Plaintiff's evidence and allegations are further sufficient at this stage to support their contention that the RCC and offsite business defendants engaged in a common or uniform policy with regard to the putative collective action members. There is no requirement that plaintiffs be able to show that the offsite businesses engaged in an employment relationship with the RCC defendants in bad faith or with the intent to avoid FLSA obligations. Salinas, 848 F.3d at 145. Plaintiffs have alleged and provided evidence of a common policy as between the offsite business and the RCC defendants in which the RCC defendants supplied individuals who would perform work for a wage at the offsite business. This is sufficient to conditionally certify the collective action.
Accordingly, the Court has determined that plaintiffs have satisfied their step one burden and that notice pursuant to 29 U.S.C. § 216(b) should issue.

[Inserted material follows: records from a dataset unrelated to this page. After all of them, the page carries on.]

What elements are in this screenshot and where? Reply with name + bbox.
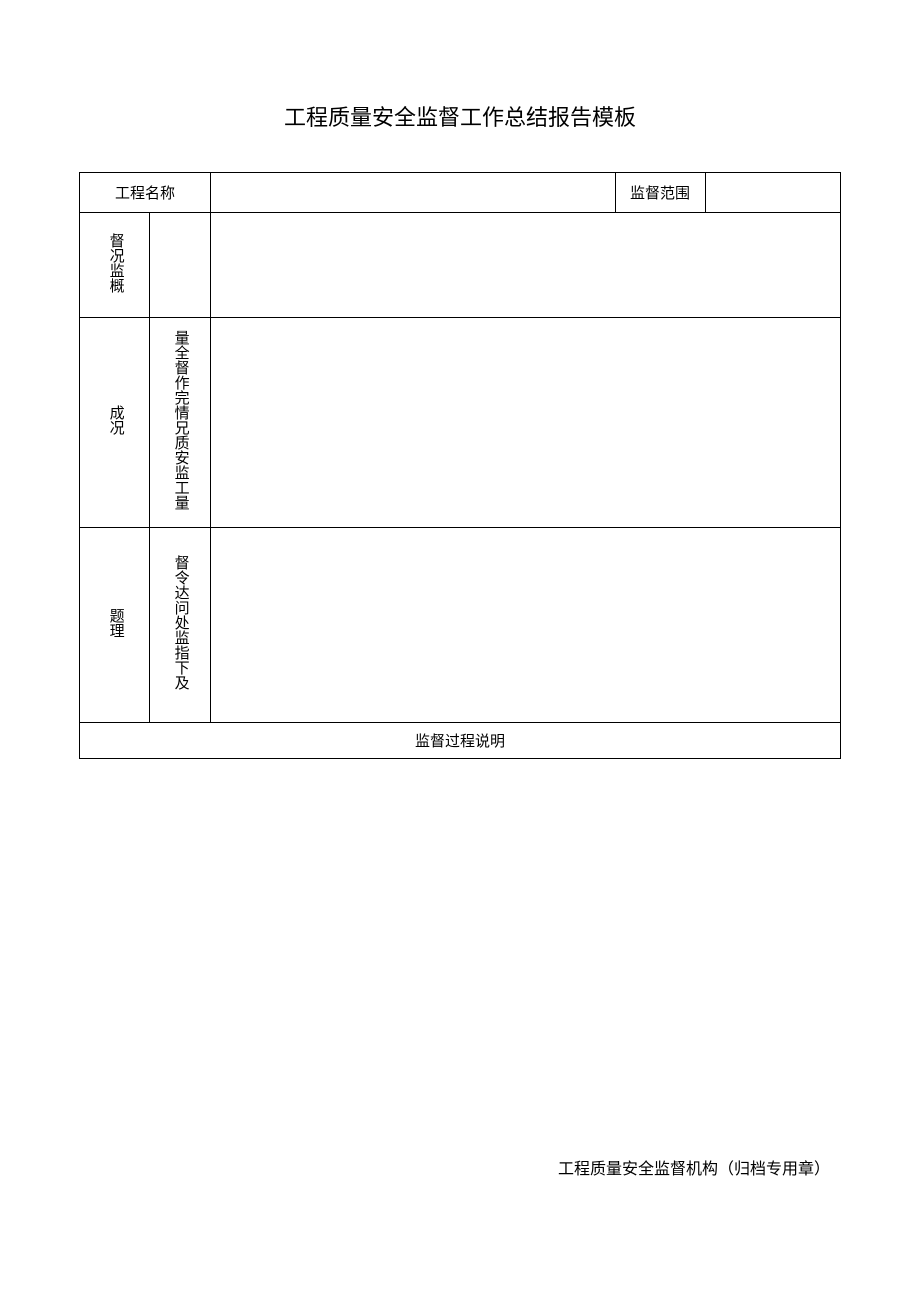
vertical-text: 督况监概 xyxy=(106,233,123,293)
project-name-label: 工程名称 xyxy=(80,173,210,213)
vertical-text: 题理 xyxy=(106,608,123,638)
table-row-header: 工程名称 监督范围 xyxy=(80,173,840,213)
vertical-text: 量全督作完情兄质安监工量 xyxy=(171,330,188,510)
footer-note: 工程质量安全监督机构（归档专用章） xyxy=(558,1155,830,1179)
table-row: 题理 督令达问处监指下及 xyxy=(80,528,840,723)
scope-label: 监督范围 xyxy=(615,173,705,213)
row4-label-1: 题理 xyxy=(80,528,150,723)
row3-label-2: 量全督作完情兄质安监工量 xyxy=(150,318,210,528)
form-table: 工程名称 监督范围 督况监概 成况 量全督作完情兄质安监工量 题理 督令达问处监… xyxy=(79,172,840,759)
table-row: 成况 量全督作完情兄质安监工量 xyxy=(80,318,840,528)
row4-content xyxy=(210,528,840,723)
row3-content xyxy=(210,318,840,528)
scope-value xyxy=(705,173,840,213)
row4-label-2: 督令达问处监指下及 xyxy=(150,528,210,723)
process-description-label: 监督过程说明 xyxy=(80,723,840,759)
row2-content xyxy=(210,213,840,318)
row2-label-1: 督况监概 xyxy=(80,213,150,318)
vertical-text: 成况 xyxy=(106,405,123,435)
table-row: 监督过程说明 xyxy=(80,723,840,759)
row3-label-1: 成况 xyxy=(80,318,150,528)
project-name-value xyxy=(210,173,615,213)
vertical-text: 督令达问处监指下及 xyxy=(171,555,188,690)
page-title: 工程质量安全监督工作总结报告模板 xyxy=(0,0,920,172)
table-row: 督况监概 xyxy=(80,213,840,318)
row2-label-2 xyxy=(150,213,210,318)
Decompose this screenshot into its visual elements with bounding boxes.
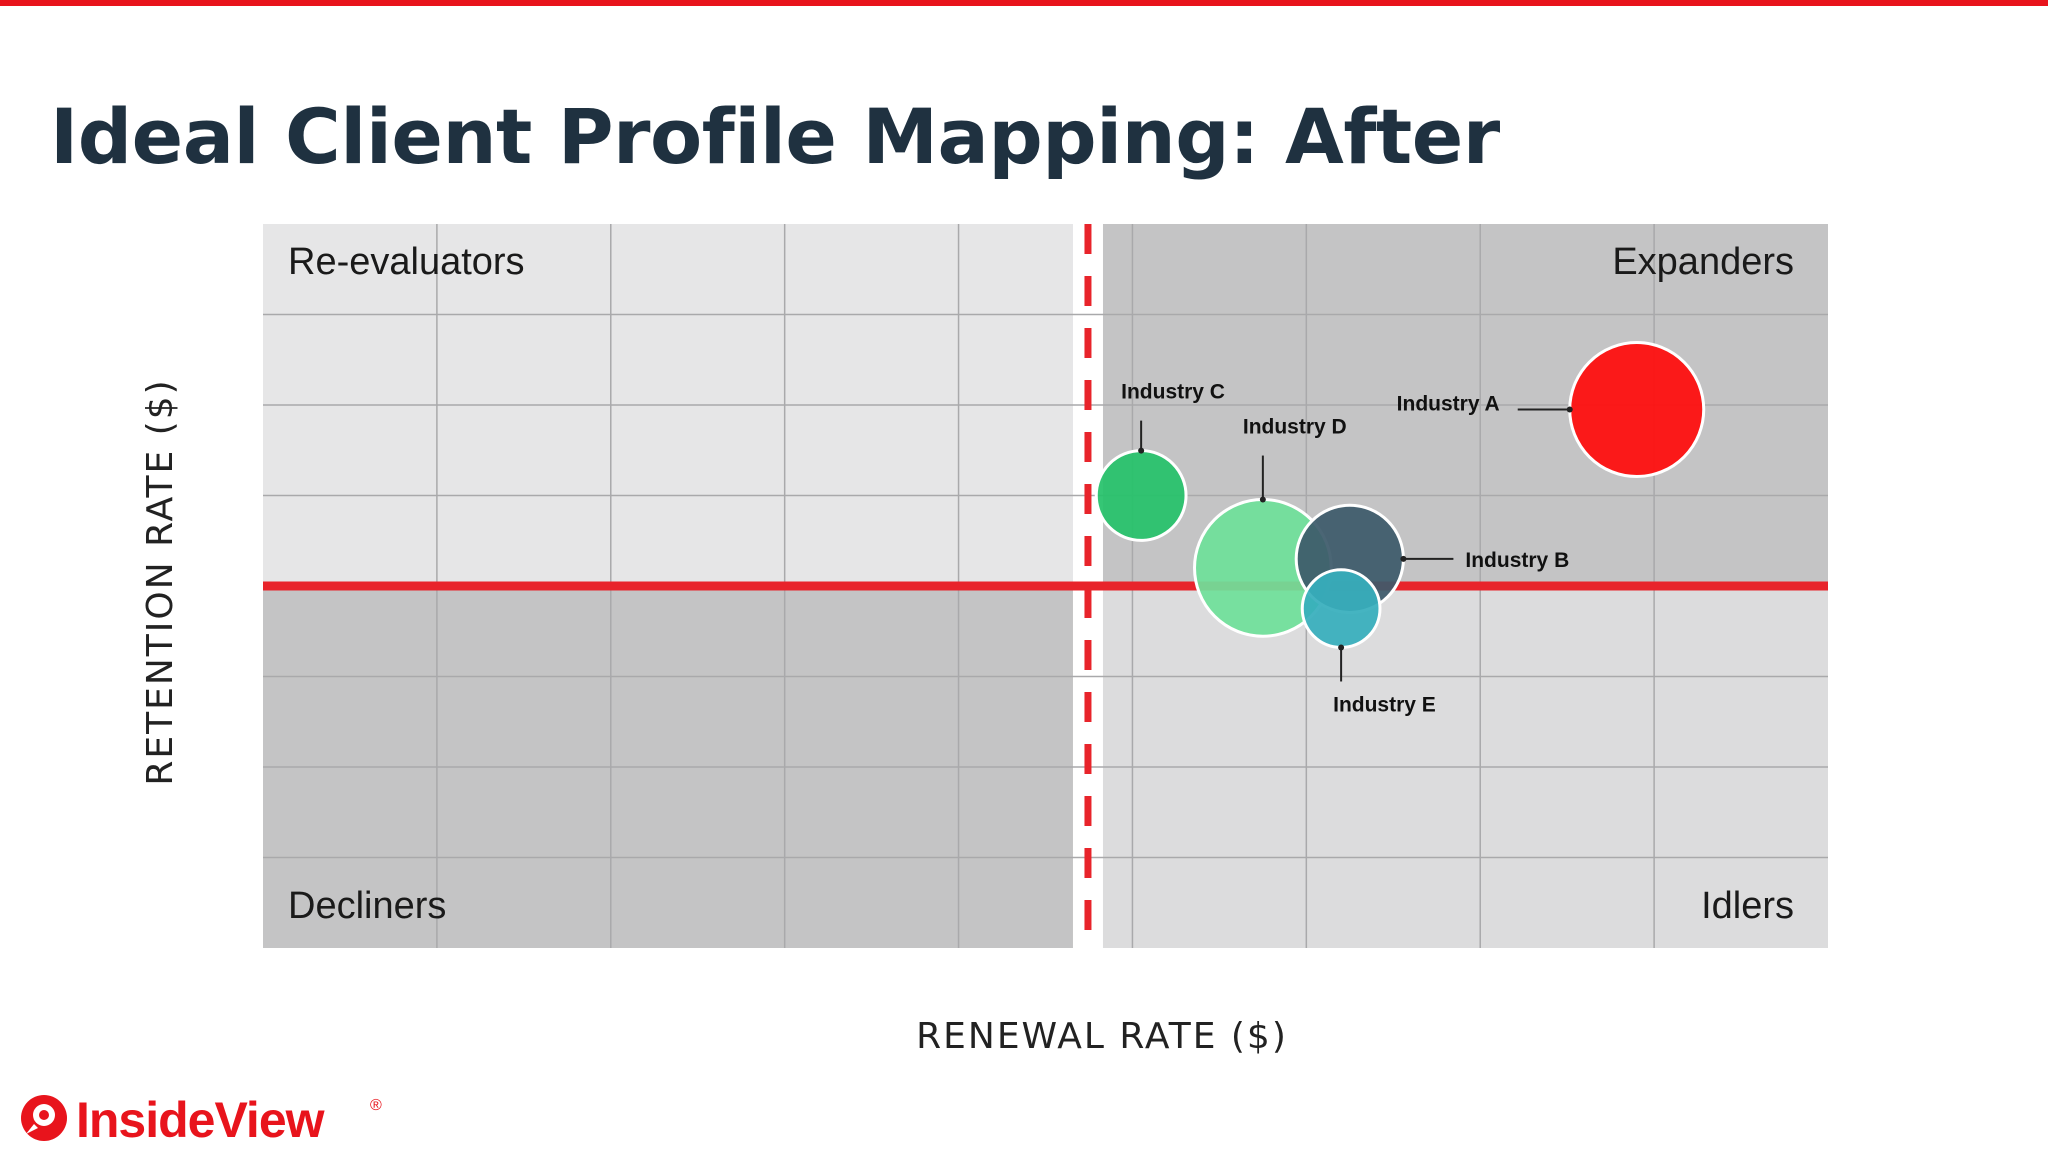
callout-dot-industry-a: [1566, 406, 1573, 413]
quadrant-label-idlers: Idlers: [1701, 885, 1794, 927]
callout-dot-industry-e: [1338, 644, 1345, 651]
bubbles: [1094, 341, 1706, 649]
callout-dot-industry-d: [1259, 496, 1266, 503]
brand-registered-mark: ®: [370, 1097, 382, 1114]
page-title: Ideal Client Profile Mapping: After: [50, 92, 1500, 181]
callout-label-industry-b: Industry B: [1465, 549, 1569, 572]
logo-mark-icon: [21, 1095, 67, 1141]
bubble-industry-a: [1568, 341, 1706, 479]
bubble-industry-c: [1094, 449, 1188, 542]
bubble-industry-e: [1300, 568, 1382, 649]
y-axis-label: RETENTION RATE ($): [140, 378, 181, 785]
callout-label-industry-a: Industry A: [1397, 393, 1500, 416]
callout-label-industry-e: Industry E: [1333, 693, 1436, 716]
quadrant-label-re-evaluators: Re-evaluators: [288, 241, 525, 283]
top-accent-bar: [0, 0, 2048, 6]
quadrant-label-decliners: Decliners: [288, 885, 446, 927]
bubble-callouts: Industry A Industry B Industry C Industry D…: [1121, 381, 1573, 716]
quadrant-label-expanders: Expanders: [1612, 241, 1794, 283]
x-axis-label: RENEWAL RATE ($): [916, 1016, 1288, 1057]
callout-dot-industry-b: [1400, 555, 1407, 562]
callout-dot-industry-c: [1138, 447, 1145, 454]
threshold-lines: [263, 224, 1828, 948]
quadrant-labels: Re-evaluators Expanders Decliners Idlers: [288, 241, 1794, 927]
callout-label-industry-d: Industry D: [1243, 416, 1347, 439]
brand-name: InsideView: [76, 1092, 325, 1148]
callout-label-industry-c: Industry C: [1121, 381, 1225, 404]
insideview-logo: InsideView ®: [21, 1092, 382, 1148]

The responding defendants have not contested the specific elements plaintiffs' proposed notice and distribution plan. The adult care home defendants requested an opportunity to file specific objections to the proposed notice and plan should the Court decide to conditionally certify the collective action, but the Court has independently considered and approved plaintiffs' proposed notice and distribution plan. --------
CONCLUSION
Plaintiffs' motion for Court-authorized notice pursuant to 29 U.S.C. § 216(b) [DE 53] is GRANTED. The collective action is conditionally certified and notice is hereby authorized to individuals who participated in the Recovery Connections Community at any time between September 27, 2015, and the date of final judgment in this action. Defendants are hereby ORDERED to produce a computer readable list of the names, last known mailing addresses, last known telephone numbers, last known email addresses, dates of work, and work locations for all current and former program participants who work or have worked for RCC and any other defendant since September 27, 2015, and the last four digits of the social security numbers for collective members whose notices are returned as undeliverable. Plaintiffs shall distribute their proposed notice, consent to join form, and reminder in accordance with the notice plan described in their memorandum in support of the motion for Court-authorized notice pursuant to 29 U.S.C. § 216(b). SO ORDERED, this 10 day of July, 2019.